DOT Proposes Airlines Disclose More Information to Consumers

Proposed consumer protections for air travelers would include disclosure of fees for basic services.

The U.S. Department of Transportation has proposed some new consumer protections for air travelers. The proposal, building on consumer protections that were issued in December 2009 and April 2011, would require the disclosure of fees for certain airline services, such as checked baggage. It also would require more air carriers to report their performance data to DOT and codify the department's definition of a ticket agent "to ensure that companies that offer flight search tools and receive a form of compensation are adhering to the Department's consumer protection requirements."

More specifically, the airlines and ticket agents would be required to disclose fees for additional services, including: first checked bag, second checked back, one carry-on item, and advance seat assignment. According to DOT, these fees are currently difficult to determine when searching for airfares, which could be misleading to many consumers. In addition, the rule would also expand the number of carriers that need to report information to the DOT about on-time performance, oversold flights, and mishandled baggage rates. Any carrier that accounts for at least 0.5 percent of domestic scheduled passenger revenue (as opposed to the current standard of 1 percent) would be required to report these data.

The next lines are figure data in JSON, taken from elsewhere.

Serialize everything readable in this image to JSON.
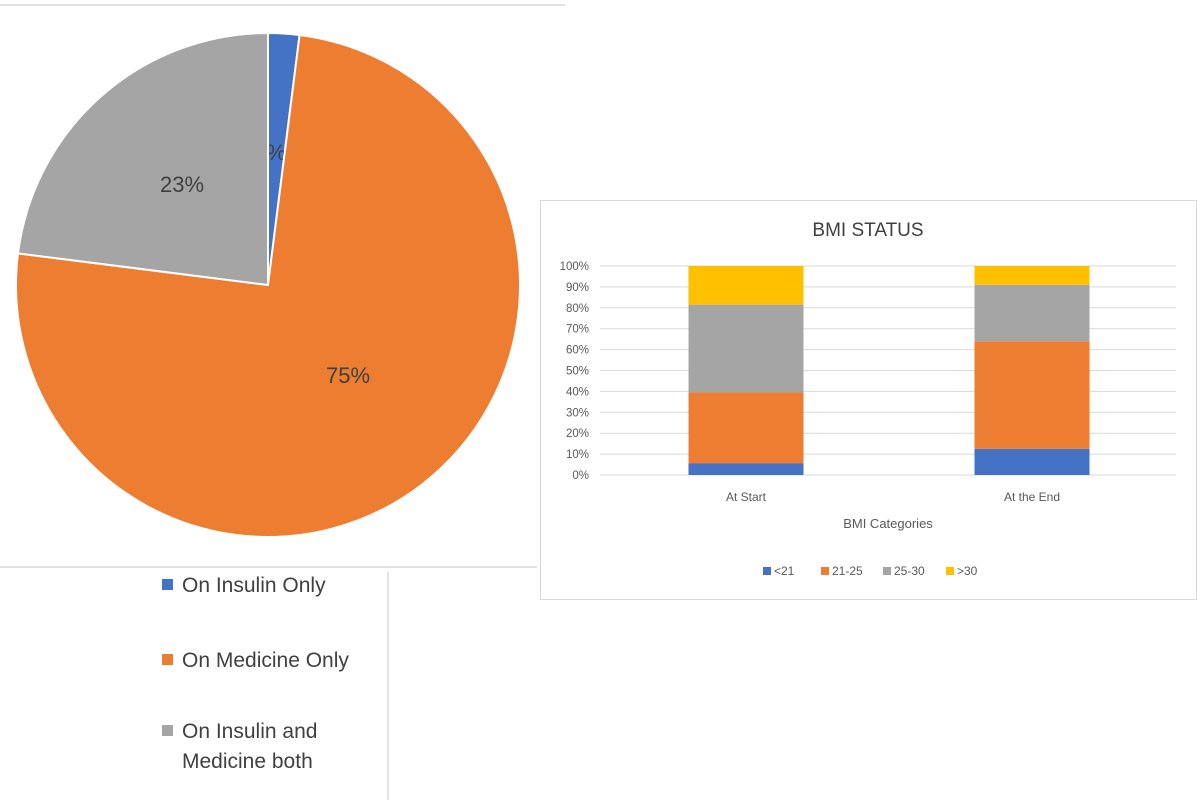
{
  "chart_data": [
    {
      "type": "pie",
      "title": "",
      "categories": [
        "On Insulin Only",
        "On Medicine Only",
        "On Insulin and Medicine both"
      ],
      "values": [
        2,
        75,
        23
      ],
      "labels": [
        "2%",
        "75%",
        "23%"
      ],
      "colors": [
        "#4472C4",
        "#ED7D31",
        "#A5A5A5"
      ],
      "legend": "bottom",
      "legend_lines": [
        [
          "On Insulin Only"
        ],
        [
          "On Medicine Only"
        ],
        [
          "On Insulin and",
          "Medicine both"
        ]
      ]
    },
    {
      "type": "bar",
      "stacked": "percent",
      "title": "BMI STATUS",
      "xlabel": "BMI Categories",
      "ylabel": "",
      "categories": [
        "At Start",
        "At the End"
      ],
      "series": [
        {
          "name": "<21",
          "values": [
            5.5,
            12.5
          ],
          "color": "#4472C4"
        },
        {
          "name": "21-25",
          "values": [
            34,
            51.5
          ],
          "color": "#ED7D31"
        },
        {
          "name": "25-30",
          "values": [
            42,
            27
          ],
          "color": "#A5A5A5"
        },
        {
          "name": ">30",
          "values": [
            18.5,
            9
          ],
          "color": "#FFC000"
        }
      ],
      "yticks": [
        "0%",
        "10%",
        "20%",
        "30%",
        "40%",
        "50%",
        "60%",
        "70%",
        "80%",
        "90%",
        "100%"
      ],
      "ylim": [
        0,
        100
      ],
      "grid": true,
      "legend": "bottom"
    }
  ]
}
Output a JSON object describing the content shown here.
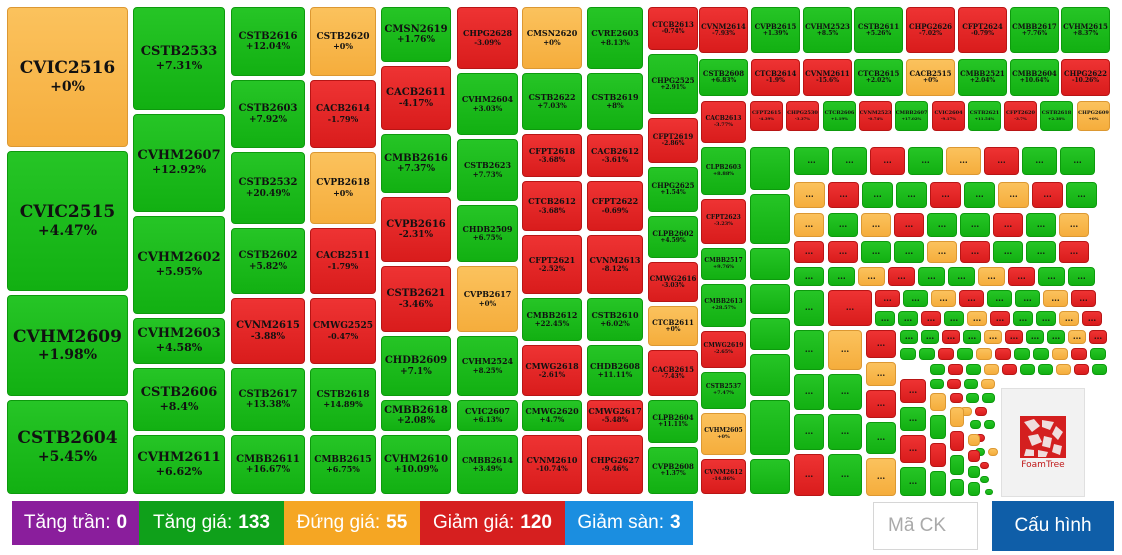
{
  "colors": {
    "green": "#1bbb1b",
    "red": "#e22626",
    "yellow": "#f8b84a",
    "ceiling": "#8a1e9c",
    "floor": "#1b8ee0",
    "rise": "#0fa01a",
    "ref": "#f5a623",
    "fall": "#d61f1f"
  },
  "tiles": [
    {
      "code": "CVIC2516",
      "change": "+0%",
      "color": "yellow"
    },
    {
      "code": "CVIC2515",
      "change": "+4.47%",
      "color": "green"
    },
    {
      "code": "CVHM2609",
      "change": "+1.98%",
      "color": "green"
    },
    {
      "code": "CSTB2604",
      "change": "+5.45%",
      "color": "green"
    },
    {
      "code": "CSTB2533",
      "change": "+7.31%",
      "color": "green"
    },
    {
      "code": "CVHM2607",
      "change": "+12.92%",
      "color": "green"
    },
    {
      "code": "CVHM2602",
      "change": "+5.95%",
      "color": "green"
    },
    {
      "code": "CVHM2603",
      "change": "+4.58%",
      "color": "green"
    },
    {
      "code": "CSTB2606",
      "change": "+8.4%",
      "color": "green"
    },
    {
      "code": "CVHM2611",
      "change": "+6.62%",
      "color": "green"
    },
    {
      "code": "CSTB2616",
      "change": "+12.04%",
      "color": "green"
    },
    {
      "code": "CSTB2603",
      "change": "+7.92%",
      "color": "green"
    },
    {
      "code": "CSTB2532",
      "change": "+20.49%",
      "color": "green"
    },
    {
      "code": "CSTB2602",
      "change": "+5.82%",
      "color": "green"
    },
    {
      "code": "CVNM2615",
      "change": "-3.88%",
      "color": "red"
    },
    {
      "code": "CSTB2617",
      "change": "+13.38%",
      "color": "green"
    },
    {
      "code": "CMBB2611",
      "change": "+16.67%",
      "color": "green"
    },
    {
      "code": "CSTB2620",
      "change": "+0%",
      "color": "yellow"
    },
    {
      "code": "CACB2614",
      "change": "-1.79%",
      "color": "red"
    },
    {
      "code": "CVPB2618",
      "change": "+0%",
      "color": "yellow"
    },
    {
      "code": "CACB2511",
      "change": "-1.79%",
      "color": "red"
    },
    {
      "code": "CMWG2525",
      "change": "-0.47%",
      "color": "red"
    },
    {
      "code": "CSTB2618",
      "change": "+14.89%",
      "color": "green"
    },
    {
      "code": "CMBB2615",
      "change": "+6.75%",
      "color": "green"
    },
    {
      "code": "CMSN2619",
      "change": "+1.76%",
      "color": "green"
    },
    {
      "code": "CACB2611",
      "change": "-4.17%",
      "color": "red"
    },
    {
      "code": "CMBB2616",
      "change": "+7.37%",
      "color": "green"
    },
    {
      "code": "CVPB2616",
      "change": "-2.31%",
      "color": "red"
    },
    {
      "code": "CSTB2621",
      "change": "-3.46%",
      "color": "red"
    },
    {
      "code": "CHDB2609",
      "change": "+7.1%",
      "color": "green"
    },
    {
      "code": "CMBB2618",
      "change": "+2.08%",
      "color": "green"
    },
    {
      "code": "CVHM2610",
      "change": "+10.09%",
      "color": "green"
    },
    {
      "code": "CHPG2628",
      "change": "-3.09%",
      "color": "red"
    },
    {
      "code": "CVHM2604",
      "change": "+3.03%",
      "color": "green"
    },
    {
      "code": "CSTB2623",
      "change": "+7.73%",
      "color": "green"
    },
    {
      "code": "CHDB2509",
      "change": "+6.75%",
      "color": "green"
    },
    {
      "code": "CVPB2617",
      "change": "+0%",
      "color": "yellow"
    },
    {
      "code": "CVHM2524",
      "change": "+8.25%",
      "color": "green"
    },
    {
      "code": "CVIC2607",
      "change": "+6.13%",
      "color": "green"
    },
    {
      "code": "CMBB2614",
      "change": "+3.49%",
      "color": "green"
    },
    {
      "code": "CMSN2620",
      "change": "+0%",
      "color": "yellow"
    },
    {
      "code": "CSTB2622",
      "change": "+7.03%",
      "color": "green"
    },
    {
      "code": "CFPT2618",
      "change": "-3.68%",
      "color": "red"
    },
    {
      "code": "CTCB2612",
      "change": "-3.68%",
      "color": "red"
    },
    {
      "code": "CFPT2621",
      "change": "-2.52%",
      "color": "red"
    },
    {
      "code": "CMBB2612",
      "change": "+22.45%",
      "color": "green"
    },
    {
      "code": "CMWG2618",
      "change": "-2.61%",
      "color": "red"
    },
    {
      "code": "CMWG2620",
      "change": "+4.7%",
      "color": "green"
    },
    {
      "code": "CVNM2610",
      "change": "-10.74%",
      "color": "red"
    },
    {
      "code": "CVRE2603",
      "change": "+8.13%",
      "color": "green"
    },
    {
      "code": "CSTB2619",
      "change": "+8%",
      "color": "green"
    },
    {
      "code": "CACB2612",
      "change": "-3.61%",
      "color": "red"
    },
    {
      "code": "CFPT2622",
      "change": "-0.69%",
      "color": "red"
    },
    {
      "code": "CVNM2613",
      "change": "-8.12%",
      "color": "red"
    },
    {
      "code": "CSTB2610",
      "change": "+6.02%",
      "color": "green"
    },
    {
      "code": "CHDB2608",
      "change": "+11.11%",
      "color": "green"
    },
    {
      "code": "CMWG2617",
      "change": "-5.48%",
      "color": "red"
    },
    {
      "code": "CHPG2627",
      "change": "-9.46%",
      "color": "red"
    },
    {
      "code": "CTCB2613",
      "change": "-0.74%",
      "color": "red"
    },
    {
      "code": "CHPG2525",
      "change": "+2.91%",
      "color": "green"
    },
    {
      "code": "CFPT2619",
      "change": "-2.86%",
      "color": "red"
    },
    {
      "code": "CHPG2625",
      "change": "+1.54%",
      "color": "green"
    },
    {
      "code": "CLPB2602",
      "change": "+4.59%",
      "color": "green"
    },
    {
      "code": "CMWG2616",
      "change": "-3.03%",
      "color": "red"
    },
    {
      "code": "CTCB2611",
      "change": "+0%",
      "color": "yellow"
    },
    {
      "code": "CACB2615",
      "change": "-7.43%",
      "color": "red"
    },
    {
      "code": "CLPB2604",
      "change": "+11.11%",
      "color": "green"
    },
    {
      "code": "CVPB2608",
      "change": "+1.37%",
      "color": "green"
    },
    {
      "code": "CVNM2614",
      "change": "-7.93%",
      "color": "red"
    },
    {
      "code": "CVPB2615",
      "change": "+1.39%",
      "color": "green"
    },
    {
      "code": "CVHM2523",
      "change": "+8.5%",
      "color": "green"
    },
    {
      "code": "CSTB2611",
      "change": "+5.26%",
      "color": "green"
    },
    {
      "code": "CHPG2626",
      "change": "-7.02%",
      "color": "red"
    },
    {
      "code": "CFPT2624",
      "change": "-0.79%",
      "color": "red"
    },
    {
      "code": "CMBB2617",
      "change": "+7.76%",
      "color": "green"
    },
    {
      "code": "CVHM2615",
      "change": "+8.37%",
      "color": "green"
    },
    {
      "code": "CSTB2608",
      "change": "+6.83%",
      "color": "green"
    },
    {
      "code": "CTCB2614",
      "change": "-1.9%",
      "color": "red"
    },
    {
      "code": "CVNM2611",
      "change": "-15.6%",
      "color": "red"
    },
    {
      "code": "CTCB2615",
      "change": "+2.02%",
      "color": "green"
    },
    {
      "code": "CACB2515",
      "change": "+0%",
      "color": "yellow"
    },
    {
      "code": "CMBB2521",
      "change": "+2.04%",
      "color": "green"
    },
    {
      "code": "CMBB2604",
      "change": "+10.64%",
      "color": "green"
    },
    {
      "code": "CHPG2622",
      "change": "-10.26%",
      "color": "red"
    },
    {
      "code": "CFPT2615",
      "change": "-4.39%",
      "color": "red"
    },
    {
      "code": "CHPG2530",
      "change": "-3.37%",
      "color": "red"
    },
    {
      "code": "CTCB2606",
      "change": "+1.19%",
      "color": "green"
    },
    {
      "code": "CVNM2523",
      "change": "-0.74%",
      "color": "red"
    },
    {
      "code": "CMBB2607",
      "change": "+17.02%",
      "color": "green"
    },
    {
      "code": "CVIC2604",
      "change": "-9.17%",
      "color": "red"
    },
    {
      "code": "CSTB2621",
      "change": "+11.54%",
      "color": "green"
    },
    {
      "code": "CFPT2620",
      "change": "-3.7%",
      "color": "red"
    },
    {
      "code": "CSTB2618",
      "change": "+2.38%",
      "color": "green"
    },
    {
      "code": "CHPG2609",
      "change": "+0%",
      "color": "yellow"
    },
    {
      "code": "CACB2613",
      "change": "-3.77%",
      "color": "red"
    },
    {
      "code": "CLPB2603",
      "change": "+8.88%",
      "color": "green"
    },
    {
      "code": "CFPT2623",
      "change": "-3.23%",
      "color": "red"
    },
    {
      "code": "CMBB2517",
      "change": "+9.76%",
      "color": "green"
    },
    {
      "code": "CMBB2613",
      "change": "+28.57%",
      "color": "green"
    },
    {
      "code": "CMWG2619",
      "change": "-2.65%",
      "color": "red"
    },
    {
      "code": "CSTB2537",
      "change": "+7.47%",
      "color": "green"
    },
    {
      "code": "CVHM2605",
      "change": "+0%",
      "color": "yellow"
    },
    {
      "code": "CVNM2612",
      "change": "-14.86%",
      "color": "red"
    }
  ],
  "more_label": "...",
  "logo": {
    "text": "FoamTree"
  },
  "footer": {
    "ceiling_label": "Tăng trần:",
    "ceiling_count": "0",
    "rise_label": "Tăng giá:",
    "rise_count": "133",
    "ref_label": "Đứng giá:",
    "ref_count": "55",
    "fall_label": "Giảm giá:",
    "fall_count": "120",
    "floor_label": "Giảm sàn:",
    "floor_count": "3",
    "search_placeholder": "Mã CK",
    "config_label": "Cấu hình"
  }
}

The proposed rule would also require large travel agents to adopt minimum customer service standards, require carrier and ticket agents to disclose any code-share agreements on initial itinerary displays online, and prohibit unfair and deceptive practices, such as preferentially ranking flights of certain carriers above others without disclosing the bias.

"Knowledge is power, and our latest proposal helps ensure consumers have clear and accurate information when choosing among air transportation options," Transportation Secretary Anthony Foxx said. "The proposal we're offering today will strengthen the consumer protections we have previously enacted and raise the bar for airlines and ticket agents when it comes to treating travelers fairly."